The Upper West Regional Controller of the West African Examinations Council (WAEC), Donald Tuor, has expressed concern about the involvement of teachers and supervisors in examination malpractice in the ongoing Basic Education Certificate Examination (BECE).
He said the teachers aided the candidates to cheat in the examination by solving the questions and placing them in examination halls or pre-arranged places for the candidates to pick up.
The WAEC Regional Controller stated that some candidates had been caught with foreign materials in their possession, while others had exchanged their question papers.
In an interview with the Daily Graphic, Mr Tuor said: “The teachers would hide in bushes, solve the questions, drop them in the examination halls for the candidates or place them in toilets for the candidates to go for them.”

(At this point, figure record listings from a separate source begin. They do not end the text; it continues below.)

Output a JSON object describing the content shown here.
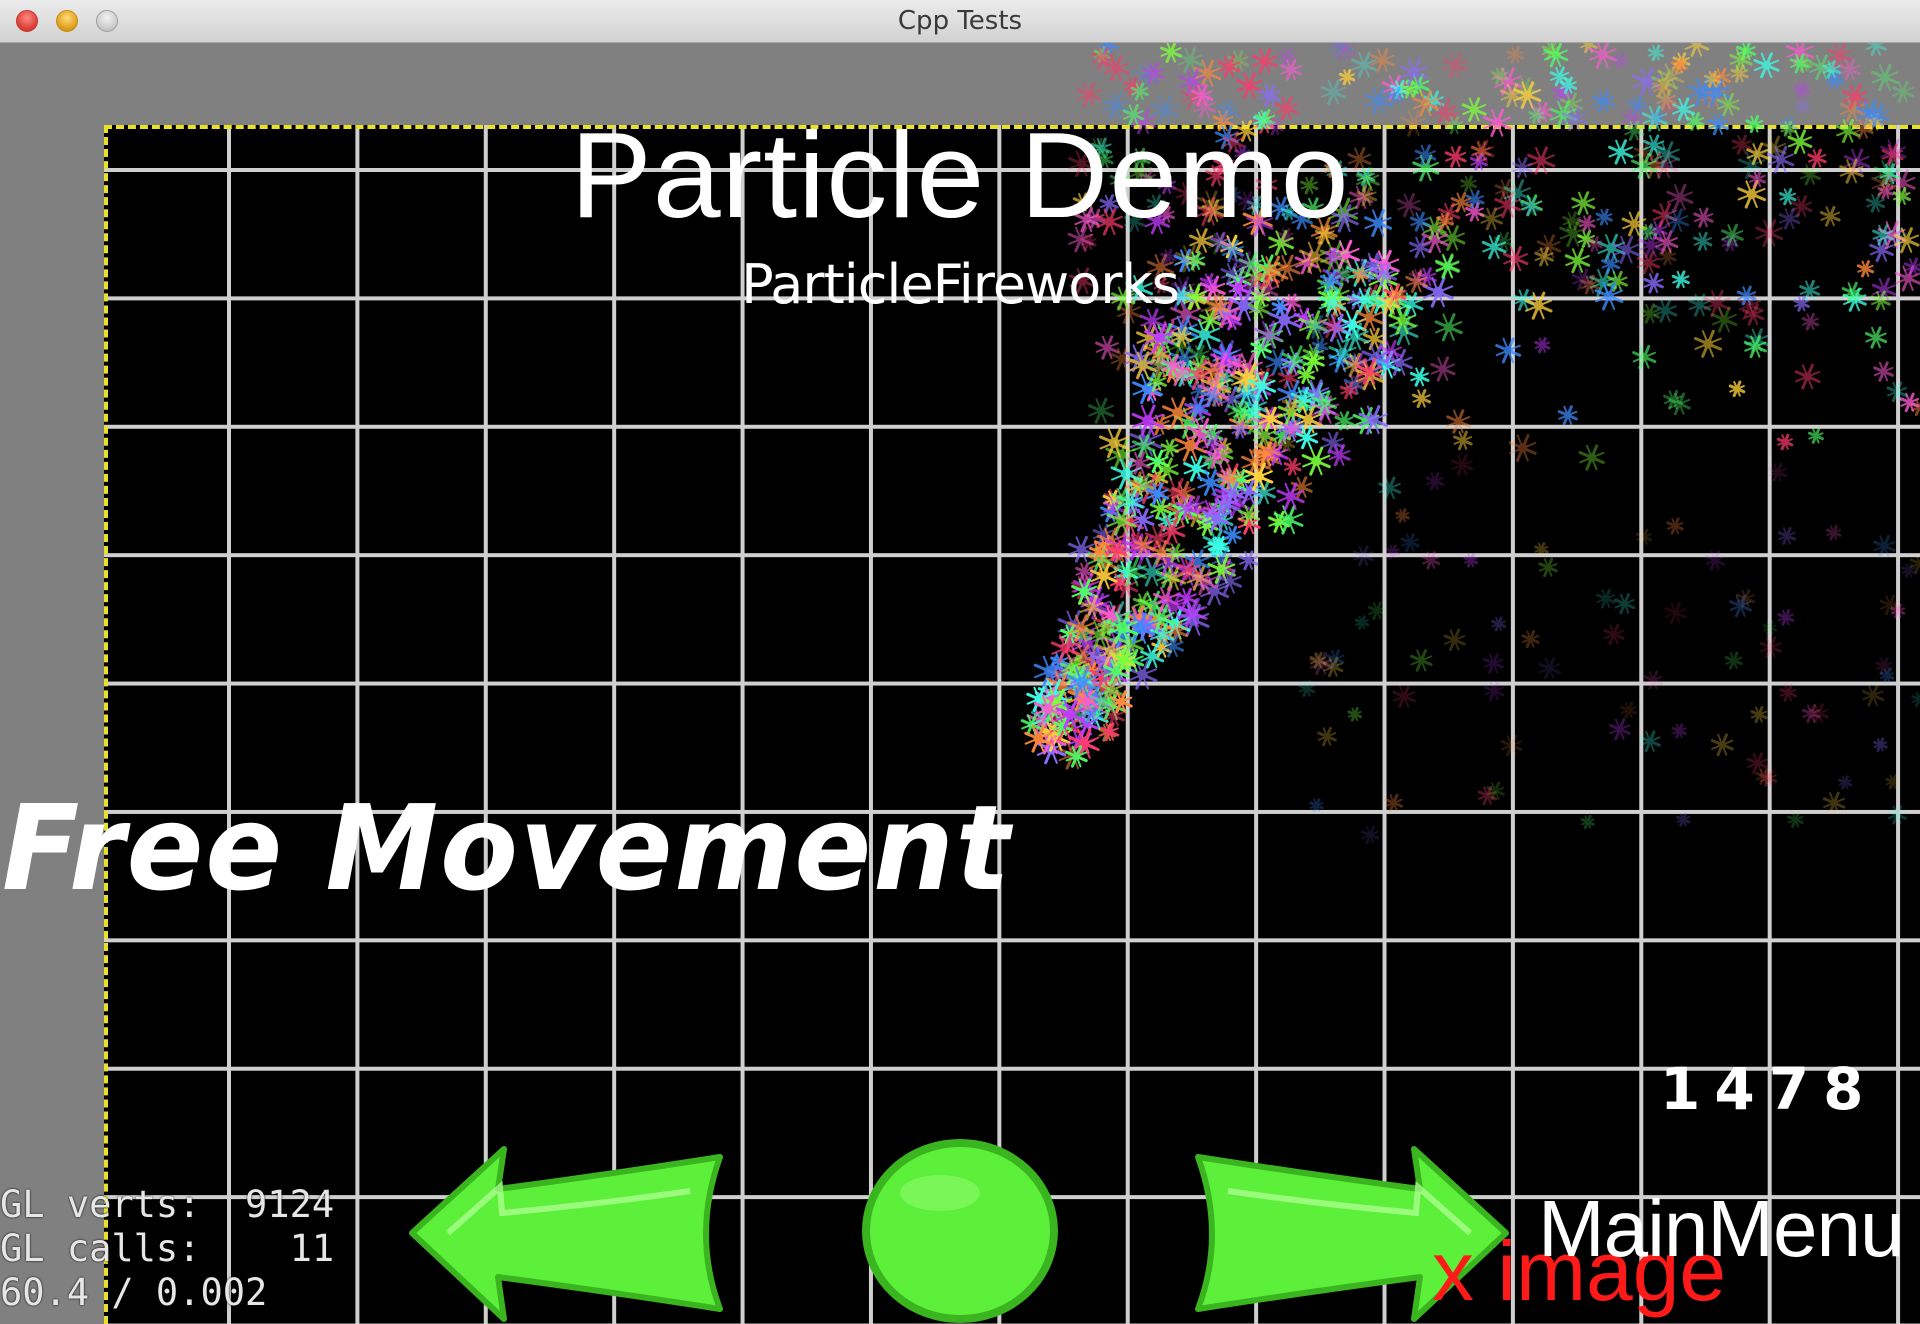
{
  "window": {
    "title": "Cpp Tests"
  },
  "scene": {
    "title": "Particle Demo",
    "subtitle": "ParticleFireworks",
    "mode_label": "Free Movement",
    "particle_count": "1478",
    "missing_image_text": "x image",
    "main_menu_label": "MainMenu"
  },
  "stats": {
    "lines": [
      "GL verts:  9124",
      "GL calls:    11",
      "60.4 / 0.002"
    ]
  },
  "controls": {
    "back_icon": "arrow-left-icon",
    "restart_icon": "circle-icon",
    "next_icon": "arrow-right-icon",
    "button_color": "#5cf03a"
  },
  "colors": {
    "grid_line": "#cfcfcf",
    "border_dash": "#e8e02a",
    "background": "#000000"
  }
}
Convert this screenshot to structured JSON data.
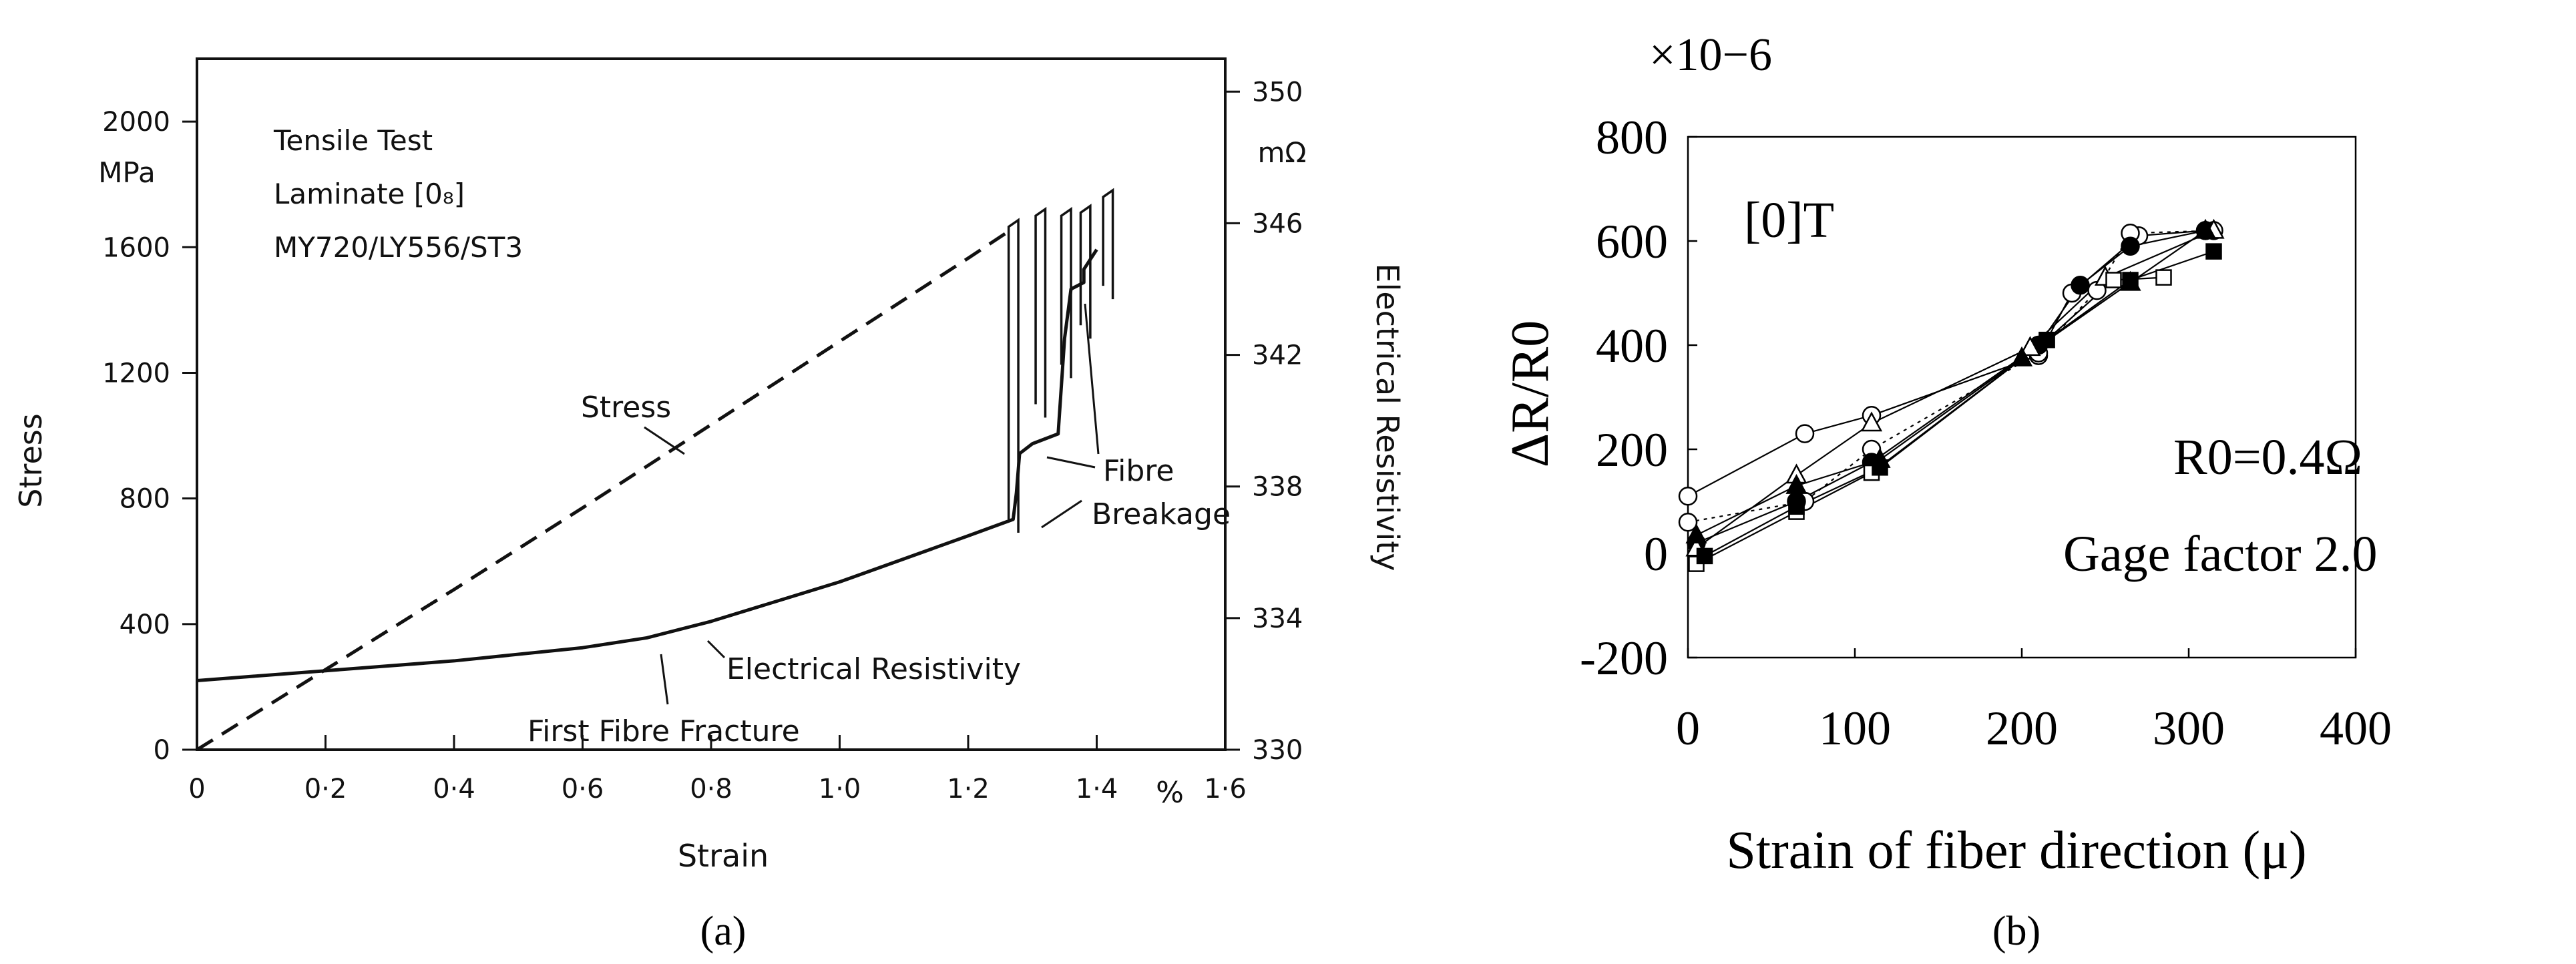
{
  "chart_data": [
    {
      "panel": "a",
      "type": "line",
      "caption": "(a)",
      "xlabel": "Strain",
      "ylabel": "Stress",
      "ylabel_unit": "MPa",
      "y2label": "Electrical Resistivity",
      "y2label_unit": "mΩ",
      "x_unit": "%",
      "xlim": [
        0,
        1.6
      ],
      "ylim": [
        0,
        2200
      ],
      "y2lim": [
        330,
        351
      ],
      "x_ticks": [
        0,
        0.2,
        0.4,
        0.6,
        0.8,
        1.0,
        1.2,
        1.4,
        1.6
      ],
      "x_tick_labels": [
        "0",
        "0·2",
        "0·4",
        "0·6",
        "0·8",
        "1·0",
        "1·2",
        "1·4",
        "1·6"
      ],
      "y_ticks": [
        0,
        400,
        800,
        1200,
        1600,
        2000
      ],
      "y_tick_labels": [
        "0",
        "400",
        "800",
        "1200",
        "1600",
        "2000"
      ],
      "y2_ticks": [
        330,
        334,
        338,
        342,
        346,
        350
      ],
      "y2_tick_labels": [
        "330",
        "334",
        "338",
        "342",
        "346",
        "350"
      ],
      "info_lines": [
        "Tensile Test",
        "Laminate [0₈]",
        "MY720/LY556/ST3"
      ],
      "annotations": {
        "stress": "Stress",
        "resistivity": "Electrical Resistivity",
        "first_fracture": "First Fibre Fracture",
        "fibre": "Fibre",
        "breakage": "Breakage"
      },
      "series": [
        {
          "name": "Stress",
          "style": "dashed",
          "axis": "left",
          "x": [
            0,
            0.2,
            0.4,
            0.6,
            0.8,
            1.0,
            1.2,
            1.27
          ],
          "y": [
            0,
            255,
            510,
            770,
            1035,
            1300,
            1565,
            1660
          ]
        },
        {
          "name": "Electrical Resistivity",
          "style": "solid",
          "axis": "right",
          "x": [
            0,
            0.2,
            0.4,
            0.6,
            0.7,
            0.8,
            1.0,
            1.2,
            1.27,
            1.275,
            1.28,
            1.3,
            1.34,
            1.35,
            1.36,
            1.38,
            1.38,
            1.4
          ],
          "y": [
            332.1,
            332.4,
            332.7,
            333.1,
            333.4,
            333.9,
            335.1,
            336.5,
            337.0,
            337.8,
            339.0,
            339.3,
            339.6,
            342.5,
            344.0,
            344.2,
            344.6,
            345.2
          ]
        }
      ],
      "spikes": [
        {
          "x1": 1.263,
          "x2": 1.278,
          "y_top": 1665
        },
        {
          "x1": 1.305,
          "x2": 1.32,
          "y_top": 1700
        },
        {
          "x1": 1.345,
          "x2": 1.36,
          "y_top": 1700
        },
        {
          "x1": 1.375,
          "x2": 1.39,
          "y_top": 1710
        },
        {
          "x1": 1.41,
          "x2": 1.425,
          "y_top": 1760
        }
      ]
    },
    {
      "panel": "b",
      "type": "scatter",
      "caption": "(b)",
      "xlabel": "Strain of fiber direction  (μ)",
      "ylabel": "ΔR/R0",
      "y_multiplier": "×10−6",
      "xlim": [
        0,
        400
      ],
      "ylim": [
        -200,
        800
      ],
      "x_ticks": [
        0,
        100,
        200,
        300,
        400
      ],
      "y_ticks": [
        -200,
        0,
        200,
        400,
        600,
        800
      ],
      "y_tick_labels": [
        "-200",
        "0",
        "200",
        "400",
        "600",
        "800"
      ],
      "annotation": "[0]T",
      "r0_label": "R0=0.4Ω",
      "gage_label": "Gage factor 2.0",
      "series": [
        {
          "marker": "open-circle",
          "line": "solid",
          "x": [
            0,
            70,
            110,
            210,
            230,
            270,
            310
          ],
          "y": [
            110,
            230,
            265,
            380,
            500,
            610,
            620
          ]
        },
        {
          "marker": "open-circle",
          "line": "dotted",
          "x": [
            0,
            70,
            110,
            210,
            245,
            265,
            315
          ],
          "y": [
            60,
            100,
            200,
            385,
            505,
            615,
            620
          ]
        },
        {
          "marker": "filled-circle",
          "line": "solid",
          "x": [
            5,
            65,
            110,
            210,
            235,
            265,
            310
          ],
          "y": [
            20,
            100,
            175,
            400,
            515,
            590,
            620
          ]
        },
        {
          "marker": "open-triangle",
          "line": "solid",
          "x": [
            5,
            65,
            110,
            205,
            250,
            315
          ],
          "y": [
            10,
            150,
            250,
            395,
            530,
            620
          ]
        },
        {
          "marker": "filled-triangle",
          "line": "solid",
          "x": [
            5,
            65,
            115,
            200,
            265,
            310
          ],
          "y": [
            35,
            130,
            180,
            375,
            520,
            620
          ]
        },
        {
          "marker": "open-square",
          "line": "solid",
          "x": [
            5,
            65,
            110,
            215,
            255,
            285
          ],
          "y": [
            -20,
            80,
            155,
            410,
            525,
            530
          ]
        },
        {
          "marker": "filled-square",
          "line": "solid",
          "x": [
            10,
            65,
            115,
            215,
            265,
            315
          ],
          "y": [
            -5,
            90,
            165,
            410,
            525,
            580
          ]
        }
      ]
    }
  ]
}
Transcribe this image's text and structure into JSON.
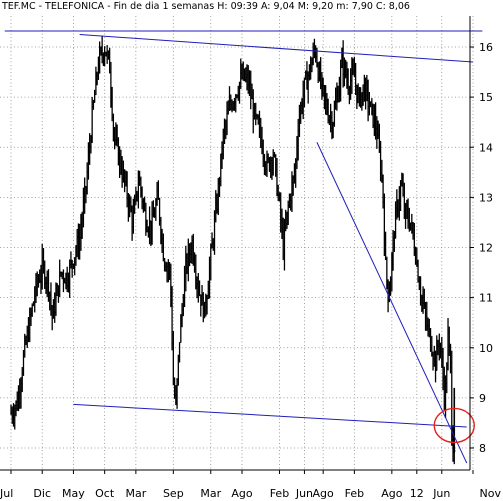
{
  "header": {
    "text": "TEF.MC - TELEFONICA - Fin de dia 1 semanas H: 09:39  A: 9,04  M: 9,20  m: 7,90  C: 8,06"
  },
  "chart_data": {
    "type": "bar",
    "style": "ohlc-weekly",
    "title": "TEF.MC - TELEFONICA - Fin de dia 1 semanas",
    "quote": {
      "time": "09:39",
      "open": 9.04,
      "high": 9.2,
      "low": 7.9,
      "close": 8.06
    },
    "y_axis": {
      "side": "right",
      "ticks": [
        8,
        9,
        10,
        11,
        12,
        13,
        14,
        15,
        16
      ],
      "ylim": [
        7.6,
        16.5
      ]
    },
    "x_labels": [
      "Jul",
      "Dic",
      "May",
      "Oct",
      "Mar",
      "Sep",
      "Mar",
      "Ago",
      "Feb",
      "Jun",
      "Ago",
      "Feb",
      "Ago",
      "12",
      "Jun",
      "Nov"
    ],
    "x_tick_positions": [
      0.0,
      5.0,
      10.0,
      15.0,
      20.0,
      26.0,
      32.0,
      37.0,
      43.0,
      47.0,
      50.0,
      55.0,
      61.0,
      65.0,
      69.0,
      74.0
    ],
    "grid": true,
    "price_path": [
      [
        0.0,
        8.7
      ],
      [
        1.0,
        8.9
      ],
      [
        2.0,
        9.8
      ],
      [
        3.0,
        10.5
      ],
      [
        4.0,
        11.2
      ],
      [
        5.0,
        11.6
      ],
      [
        6.0,
        11.3
      ],
      [
        6.6,
        10.6
      ],
      [
        7.4,
        11.1
      ],
      [
        8.0,
        11.5
      ],
      [
        9.0,
        11.4
      ],
      [
        10.0,
        11.8
      ],
      [
        11.0,
        12.2
      ],
      [
        12.0,
        13.2
      ],
      [
        13.0,
        14.6
      ],
      [
        14.0,
        15.7
      ],
      [
        15.0,
        16.0
      ],
      [
        15.8,
        15.6
      ],
      [
        16.5,
        14.2
      ],
      [
        17.5,
        13.7
      ],
      [
        18.5,
        13.1
      ],
      [
        19.5,
        12.5
      ],
      [
        20.5,
        13.4
      ],
      [
        21.5,
        12.6
      ],
      [
        22.5,
        12.4
      ],
      [
        23.5,
        13.0
      ],
      [
        24.5,
        11.8
      ],
      [
        25.5,
        11.5
      ],
      [
        26.0,
        9.3
      ],
      [
        26.4,
        8.8
      ],
      [
        27.0,
        10.2
      ],
      [
        28.0,
        11.6
      ],
      [
        29.0,
        12.1
      ],
      [
        30.0,
        11.2
      ],
      [
        31.0,
        10.7
      ],
      [
        32.0,
        11.8
      ],
      [
        33.0,
        12.9
      ],
      [
        34.0,
        14.2
      ],
      [
        35.0,
        14.8
      ],
      [
        36.0,
        15.1
      ],
      [
        37.0,
        15.4
      ],
      [
        38.0,
        15.3
      ],
      [
        39.0,
        14.6
      ],
      [
        40.0,
        14.2
      ],
      [
        41.0,
        13.6
      ],
      [
        42.0,
        13.9
      ],
      [
        43.0,
        12.8
      ],
      [
        43.6,
        12.0
      ],
      [
        44.5,
        12.9
      ],
      [
        45.5,
        13.5
      ],
      [
        46.0,
        14.5
      ],
      [
        47.0,
        15.2
      ],
      [
        48.0,
        15.6
      ],
      [
        48.7,
        16.0
      ],
      [
        49.5,
        15.3
      ],
      [
        50.5,
        14.8
      ],
      [
        51.5,
        14.5
      ],
      [
        52.5,
        15.2
      ],
      [
        53.0,
        15.7
      ],
      [
        54.0,
        15.3
      ],
      [
        55.0,
        15.4
      ],
      [
        55.7,
        14.9
      ],
      [
        56.5,
        15.2
      ],
      [
        57.5,
        14.8
      ],
      [
        58.5,
        14.4
      ],
      [
        59.5,
        13.3
      ],
      [
        60.0,
        11.6
      ],
      [
        60.5,
        11.0
      ],
      [
        61.5,
        12.5
      ],
      [
        62.5,
        13.3
      ],
      [
        63.0,
        12.7
      ],
      [
        64.0,
        12.5
      ],
      [
        64.8,
        11.9
      ],
      [
        65.5,
        11.2
      ],
      [
        66.5,
        10.5
      ],
      [
        67.5,
        10.0
      ],
      [
        68.0,
        9.7
      ],
      [
        68.6,
        10.2
      ],
      [
        69.2,
        9.4
      ],
      [
        69.5,
        8.9
      ],
      [
        70.0,
        10.2
      ],
      [
        70.4,
        9.6
      ],
      [
        70.7,
        7.9
      ],
      [
        71.0,
        8.06
      ]
    ],
    "band": 0.3,
    "trendlines": [
      {
        "from": [
          -1.0,
          16.32
        ],
        "to": [
          75.5,
          16.32
        ]
      },
      {
        "from": [
          11.0,
          16.25
        ],
        "to": [
          74.0,
          15.7
        ]
      },
      {
        "from": [
          10.0,
          8.87
        ],
        "to": [
          73.0,
          8.42
        ]
      },
      {
        "from": [
          49.0,
          14.1
        ],
        "to": [
          73.0,
          7.7
        ]
      }
    ],
    "highlight": {
      "x": 71.0,
      "y": 8.45,
      "rx": 20,
      "ry": 17,
      "color": "#e8201c"
    },
    "colors": {
      "price": "#000000",
      "trendline": "#1f1fb8",
      "axis": "#000000"
    }
  }
}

He said because the candidates had already been informed by the teachers about where to find the solved questions, “the candidates also know when and where to go for them.”
Mr Tuor stated that many of the supervisors and invigilators had been compromised and were assisting the candidates in cheating, which he found rather unfortunate.
Usually, he said, when candidates were found with foreign materials or to be cheating, they were made to fill a form to confirm that they were caught in the infraction and witnessed by the supervisor, after which they were allowed to continue to write the rest of the papers.
For the teachers, he said their names had been submitted to the Director-General of the Ghana Education Service (GES) to deal with them.
On the whole, Mr Tuor said the examination was going on smoothly with the exception of pockets of cheating and swapping of question papers.
He said last Friday, there was a bee invasion of Wa School for the Deaf, where two candidates were stung and rushed to hospital.
He said one of the victims, a girl, was detained and was unable to write the second paper for the day but the boy was treated and discharged.